Spotify and Apple Music have finally met their biggest contender: YouTube Music. The Google-owned YouTube spinoff, which Google has been hyping for several weeks, is more than just a Spotify or Apple Music clone. In fact, YouTube Music is backed by YouTube's long history of being the most dominant music streaming service on the Internet for years, with Spotify and Pandora following by a long shot.

On Thursday, Google officially unveiled YouTube Music for Android and iOS, the third YouTube app to be spun off from the main app, after YouTube Kids and YouTube Gaming. It also takes on another Google music streaming app, Google Play Music, and while it may not make sense for Google to have two apps with the same basic purpose, YouTube Music is nothing like Google Play Music.

YouTube Music banks on the popularity of YouTube and offers access to the 30 million music videos — roughly around the same number of songs available on Spotify and Apple Music — in its repository to users who can play them as audio-only with the app running in the background, that is, if users have a $9.99 subscription to YouTube Red. It's simple and easy to use. As with other music apps, users can search for songs, artists or albums and play them.

However, with YouTube being the most popular video content sharing website in the world, YouTube Music also has access to a wide collection of other musical content, aside from the official music videos licensed by record labels. These include live concerts, song covers from lesser known artists and even instructional videos about, say, how to play a certain song on the piano. That's not something you can get from Spotify or Apple Music at the moment.

What is lacking from the service, however, is the user ability to create or share playlists, as Spotify and Apple Music users can. Instead, YouTube Music creates daily playlists based on the songs the user has listened to, the songs the user likes and the songs the app thinks the user will like. There's a "Love" button that tells the app what users like, and when they listen to a song, the playlist will automatically tweak itself to fit the user's tastes.
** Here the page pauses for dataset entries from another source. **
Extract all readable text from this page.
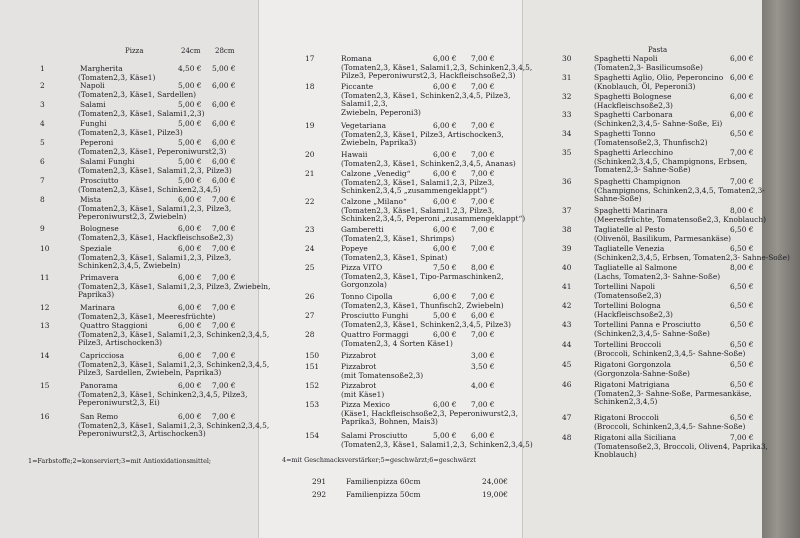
Pizza	24cm 28cm	Pasta
1	Margherita	4,50 € 5,00 €
(Tomaten2,3, Käse1)
2	Napoli	5,00 € 6,00 €
(Tomaten2,3, Käse1, Sardellen)
3	Salami	5,00 € 6,00 €
(Tomaten2,3, Käse1, Salami1,2,3)
4	Funghi	5,00 € 6,00 €
(Tomaten2,3, Käse1, Pilze3)
5	Peperoni	5,00 € 6,00 €
(Tomaten2,3, Käse1, Peperoniwurst2,3)
6	Salami Funghi	5,00 € 6,00 €
(Tomaten2,3, Käse1, Salami1,2,3, Pilze3)
7	Prosciutto	5,00 € 6,00 €
(Tomaten2,3, Käse1, Schinken2,3,4,5)
8	Mista	6,00 € 7,00 €
(Tomaten2,3, Käse1, Salami1,2,3, Pilze3,
Peperoniwurst2,3, Zwiebeln)
9	Bolognese	6,00 € 7,00 €
(Tomaten2,3, Käse1, Hackfleischsoße2,3)
10	Speziale	6,00 € 7,00 €
(Tomaten2,3, Käse1, Salami1,2,3, Pilze3,
Schinken2,3,4,5, Zwiebeln)
11	Primavera	6,00 € 7,00 €
(Tomaten2,3, Käse1, Salami1,2,3, Pilze3, Zwiebeln,
Paprika3)
12	Marinara	6,00 € 7,00 €
(Tomaten2,3, Käse1, Meeresfrüchte)
13	Quattro Staggioni	6,00 € 7,00 €
(Tomaten2,3, Käse1, Salami1,2,3, Schinken2,3,4,5,
Pilze3, Artischocken3)
14	Capricciosa	6,00 € 7,00 €
(Tomaten2,3, Käse1, Salami1,2,3, Schinken2,3,4,5,
Pilze3, Sardellen, Zwiebeln, Paprika3)
15	Panorama	6,00 € 7,00 €
(Tomaten2,3, Käse1, Schinken2,3,4,5, Pilze3,
Peperoniwurst2,3, Ei)
16	San Remo	6,00 € 7,00 €
(Tomaten2,3, Käse1, Salami1,2,3, Schinken2,3,4,5,
Peperoniwurst2,3, Artischocken3)
17	Romana	6,00 € 7,00 €
(Tomaten2,3, Käse1, Salami1,2,3, Schinken2,3,4,5,
Pilze3, Peperoniwurst2,3, Hackfleischsoße2,3)
18	Piccante	6,00 € 7,00 €
(Tomaten2,3, Käse1, Schinken2,3,4,5, Pilze3,
Salami1,2,3,
Zwiebeln, Peperoni3)
19	Vegetariana	6,00 € 7,00 €
(Tomaten2,3, Käse1, Pilze3, Artischocken3,
Zwiebeln, Paprika3)
20	Hawaii	6,00 € 7,00 €
(Tomaten2,3, Käse1, Schinken2,3,4,5, Ananas)
21	Calzone „Venedig“	6,00 € 7,00 €
(Tomaten2,3, Käse1, Salami1,2,3, Pilze3,
Schinken2,3,4,5 „zusammengeklappt“)
22	Calzone „Milano“	6,00 € 7,00 €
(Tomaten2,3, Käse1, Salami1,2,3, Pilze3,
Schinken2,3,4,5, Peperoni „zusammengeklappt“)
23	Gamberetti	6,00 € 7,00 €
(Tomaten2,3, Käse1, Shrimps)
24	Popeye	6,00 € 7,00 €
(Tomaten2,3, Käse1, Spinat)
25	Pizza VITO	7,50 € 8,00 €
(Tomaten2,3, Käse1, Tipo-Parmaschinken2,
Gorgonzola)
26	Tonno Cipolla	6,00 € 7,00 €
(Tomaten2,3, Käse1, Thunfisch2, Zwiebeln)
27	Prosciutto Funghi	5,00 € 6,00 €
(Tomaten2,3, Käse1, Schinken2,3,4,5, Pilze3)
28	Quattro Formaggi	6,00 € 7,00 €
(Tomaten2,3, 4 Sorten Käse1)
150	Pizzabrot	3,00 €
151	Pizzabrot	3,50 €
(mit Tomatensoße2,3)
152	Pizzabrot	4,00 €
(mit Käse1)
153	Pizza Mexico	6,00 € 7,00 €
(Käse1, Hackfleischsoße2,3, Peperoniwurst2,3,
Paprika3, Bohnen, Mais3)
154	Salami Prosciutto	5,00 € 6,00 €
(Tomaten2,3, Käse1, Salami1,2,3, Schinken2,3,4,5)
30	Spaghetti Napoli	6,00 €
(Tomaten2,3- Basilicumsoße)
31	Spaghetti Aglio, Olio, Peperoncino 6,00 €
(Knoblauch, Öl, Peperoni3)
32	Spaghetti Bolognese	6,00 €
(Hackfleischsoße2,3)
33	Spaghetti Carbonara	6,00 €
(Schinken2,3,4,5- Sahne-Soße, Ei)
34	Spaghetti Tonno	6,50 €
(Tomatensoße2,3, Thunfisch2)
35	Spaghetti Arlecchino	7,00 €
(Schinken2,3,4,5, Champignons, Erbsen,
Tomaten2,3- Sahne-Soße)
36	Spaghetti Champignon	7,00 €
(Champignons, Schinken2,3,4,5, Tomaten2,3-
Sahne-Soße)
37	Spaghetti Marinara	8,00 €
(Meeresfrüchte, Tomatensoße2,3, Knoblauch)
38	Tagliatelle al Pesto	6,50 €
(Olivenöl, Basilikum, Parmesankäse)
39	Tagliatelle Venezia	6,50 €
(Schinken2,3,4,5, Erbsen, Tomaten2,3- Sahne-Soße)
40	Tagliatelle al Salmone	8,00 €
(Lachs, Tomaten2,3- Sahne-Soße)
41	Tortellini Napoli	6,50 €
(Tomatensoße2,3)
42	Tortellini Bologna	6,50 €
(Hackfleischsoße2,3)
43	Tortellini Panna e Prosciutto	6,50 €
(Schinken2,3,4,5- Sahne-Soße)
44	Tortellini Broccoli	6,50 €
(Broccoli, Schinken2,3,4,5- Sahne-Soße)
45	Rigatoni Gorgonzola	6,50 €
(Gorgonzola-Sahne-Soße)
46	Rigatoni Matrigiana	6,50 €
(Tomaten2,3- Sahne-Soße, Parmesankäse,
Schinken2,3,4,5)
47	Rigatoni Broccoli	6,50 €
(Broccoli, Schinken2,3,4,5- Sahne-Soße)
48	Rigatoni alla Siciliana	7,00 €
(Tomatensoße2,3, Broccoli, Oliven4, Paprika3,
Knoblauch)
1=Farbstoffe;2=konserviert;3=mit Antioxidationsmittel;	4=mit Geschmacksverstärker;5=geschwärzt;6=geschwärzt
291	Familienpizza 60cm	24,00€
292	Familienpizza 50cm	19,00€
This is all done using Google's AI-powered machine learning system in conjunction with a small team of humans making sure the machine processes the selection of music properly. The machine takes advantage of the vast repository of playlists curated by YouTube's users over the years to learn what songs go together, while the human curators ensure the songs are woven tightly around the playlist. In essence, it combines Spotify's algorithm-based technology and Apple's human curation team to deliver better results.

"We do a lot of quality evaluations," T. Jay Fowler, head of music product development at YouTube, tells The Verge. "Because when someone uses your service and asks for a certain style of music, when they expect something to play, that is an important contract you have [to] fulfill."

For all the processes curation goes through, YouTube Music on the front end is extremely easy to use and intuitive. After installing the app, users will be automatically logged into their Google accounts, with all of the music videos they've ever watched on YouTube already loaded. The interface is sleek and simple, and it doesn't take long for users to figure out where to go.

YouTube Music is highly integrated with YouTube Red. Users who already have a subscription will be able to enjoy all the premium features of the new app, including listening to audio-only in the background and offline listening. Users can still listen for free, but without the backgrounding and, of course, with ads. It's a similar freemium business model that Spotify uses, which appears to be favorable to users but not to artists and record labels, who prefer Apple Music's subscription-only model.